| Format recherche | Venise, festival de | Format lecture |
| 1. | Présentation |
Venise, festival de, en italien Mostra internazionale d’arte cinematografica, plus ancienne manifestation annuelle de cinéma, créée en Italie en 1932.
À l’instar des festivals de Cannes et de Berlin, le festival de Venise est l’une des compétitions cinématographiques les plus importantes et les plus prestigieuses au monde.
| 2. | Un festival sous influence politique |
Créé en 1932 par le gouvernement dirigé par Benito Mussolini, le festival de Venise constitue dans un premier temps la « vitrine artistique » du pouvoir en place : la « coupe Mussolini » attribuée aux meilleurs films étrangers et italiens est ainsi associée, jusqu’en 1942, à quelques films allemands ou nationalistes tels que Scipion l’Africain (Scipione l’Africano, 1937) de Carmine Gallone et le Siège de l’Alcazar (l’Assedio dell’Alcazar, 1940) d’Augusto Genina.
| 3. | Le cinéma d’auteur à l’honneur |
| 1. | Les sélections |
Interrompu de 1943 à 1946, le festival de Venise décerne à partir de 1947 le grand prix international récompensant le meilleur film, puis le lion d’or à partir de 1949. Consécutivement aux évènements de Mai 68, la dimension compétitive et les récompenses disparaissent de la manifestation, de 1969 à 1972. À partir de 1974, la direction du festival (sous l’impulsion de Giacomo Gambetti puis de Carlo Lizzani) décide d’ouvrir la programmation à des cinématographies méconnues, notamment originaires d’Europe de l’Est ; parallèlement, des rétrospectives d’envergure sont organisées, et une place est faite au cinéma expérimental. En 1980, le lion d’or est réintroduit et le festival reprend son cours normal.
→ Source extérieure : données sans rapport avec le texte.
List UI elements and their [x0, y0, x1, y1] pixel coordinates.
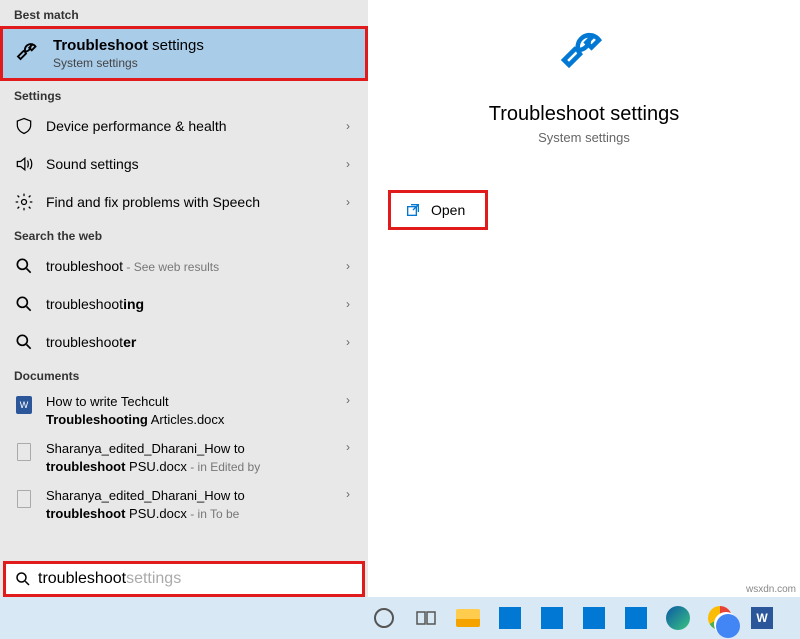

Il témoigne depuis d’un attachement particulier à la valorisation du cinéma d’auteur dont il est l’un des principaux lieux de promotion.
À l’occasion de l’édition 2001 de la Mostra, deux nouvelles sélections voient le jour : Cinéma du présent (Cinema del presente) privilégie les premiers films et une veine dite « commerciale », tandis que Nouveaux territoires (Nuovi territori) explore un cinéma plus expérimental.
| 2. | Du cinéma occidental… |
Le palmarès du festival de Venise d’après-guerre est marqué par une place de choix accordée aux cinéastes occidentaux : figurent ainsi parmi les lauréats les Italiens Roberto Rossellini (récompensé en 1959), Michelangelo Antonioni (1964) et Luchino Visconti (1965), les Français René Clément (1952), Alain Resnais (1961), Louis Malle (1980 et 1987), Jean-Luc Godard (1983), Agnès Varda (1985) et Éric Rohmer (1986), le Danois Carl Dreyer (1955), l’Espagnol Luis Buñuel (1967), les Britanniques Tom Stoppard (1990) et Neil Jordan (1996), mais également le Russe Andreï Tarkovski (1962), le Yougoslave Emir Kusturica (1981) et le Polonais Krzystof Kiešłowski (1993).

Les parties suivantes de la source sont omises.